A newly formed committee will be tasked with finding and reporting suggested improvements for St. Joseph’s downtown parking situation.
On Monday, the city council approved an 11-member group that will hold meetings, discuss problems and ultimately make a report to the council with findings and suggestions.
The group was meant to be an 18-person committee with each council member and the mayor selecting two members, however only 11 could be identified by the time the council voted, though more could be added later.
The committee is made up of members who live, work or own businesses downtown:
President of Downtown First and owner of Nesting Goods on Felix Street Cris Coffman said parking is something that needs to be addressed.

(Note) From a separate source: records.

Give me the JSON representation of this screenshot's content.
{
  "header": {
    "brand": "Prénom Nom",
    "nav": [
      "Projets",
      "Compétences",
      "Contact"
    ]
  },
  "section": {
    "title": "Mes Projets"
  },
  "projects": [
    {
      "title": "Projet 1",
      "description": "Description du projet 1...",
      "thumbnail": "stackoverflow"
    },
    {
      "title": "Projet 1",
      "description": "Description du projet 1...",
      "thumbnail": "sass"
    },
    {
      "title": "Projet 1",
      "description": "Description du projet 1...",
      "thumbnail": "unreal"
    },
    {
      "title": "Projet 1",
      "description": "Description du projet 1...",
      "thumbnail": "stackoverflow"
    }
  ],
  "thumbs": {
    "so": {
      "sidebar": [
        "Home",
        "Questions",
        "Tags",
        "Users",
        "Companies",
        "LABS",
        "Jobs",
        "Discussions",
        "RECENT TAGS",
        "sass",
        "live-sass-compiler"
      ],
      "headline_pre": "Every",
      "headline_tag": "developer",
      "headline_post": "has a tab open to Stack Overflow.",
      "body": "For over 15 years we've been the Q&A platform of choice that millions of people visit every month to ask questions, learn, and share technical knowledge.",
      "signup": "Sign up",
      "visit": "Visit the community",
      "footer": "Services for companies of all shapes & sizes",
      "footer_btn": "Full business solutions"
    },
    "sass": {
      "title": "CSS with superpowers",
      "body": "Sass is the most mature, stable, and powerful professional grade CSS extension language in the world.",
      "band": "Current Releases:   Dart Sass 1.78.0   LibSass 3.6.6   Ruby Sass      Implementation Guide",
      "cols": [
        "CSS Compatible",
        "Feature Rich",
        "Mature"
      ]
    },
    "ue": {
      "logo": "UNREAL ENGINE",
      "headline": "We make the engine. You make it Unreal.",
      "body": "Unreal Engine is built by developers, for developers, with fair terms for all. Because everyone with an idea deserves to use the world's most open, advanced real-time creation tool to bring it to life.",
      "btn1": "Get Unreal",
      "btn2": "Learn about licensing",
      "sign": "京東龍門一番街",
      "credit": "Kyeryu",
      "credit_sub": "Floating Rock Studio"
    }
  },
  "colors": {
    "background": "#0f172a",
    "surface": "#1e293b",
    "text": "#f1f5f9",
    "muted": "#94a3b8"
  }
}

“I own a business in downtown and own property, although I don’t live down here, but we hear parking as a concern often from customers and from people who work and live in the downtown,” Coffman said.
She said the group has not taken any action or met yet, but she believes they will look at not only making parking more convenient for downtown goers, but at finding ways to cut costs and increase revenues into the city’s parking fund.
Owner of Room 108 and Felix Street Gourmet Pat Modlin agreed that the group would be looking into ways to save costs.
“There’s financial considerations on how it operates, the city has kind of a business perspective on trying to make sure there’s good investments with city funds to support the parking,” Modlin said. “Now there’s the garages, but also someone that drives around and kind of monitors and issues citations, and that’s expensive.”
The parking fund is a subsidized fund that operates at a loss annually due to high maintenance costs on parking garages and low inclome from tickets and parking passes sold.
Modlin said he is not going into the group with any ideas on what to do, but hopes the group researches past studies and strategic plans together in order to determine the correct course of action.
“I don’t really have a preset idea of what the right answer is, I just know that we can do better than the way that it is,” Modlin said.
Coffman said she hopes to look into other cities’ solutions and said the problems are caused by a growing downtown.
“I think that there a lot of cities across the country that face these issues, especially growing downtowns like ours,” Coffman said. “I’m hoping that as a group we can go out and seek some of the ways that other cities have dealt with this.”
The committee is expected to have a report for the city council by Feb. 1 of next year.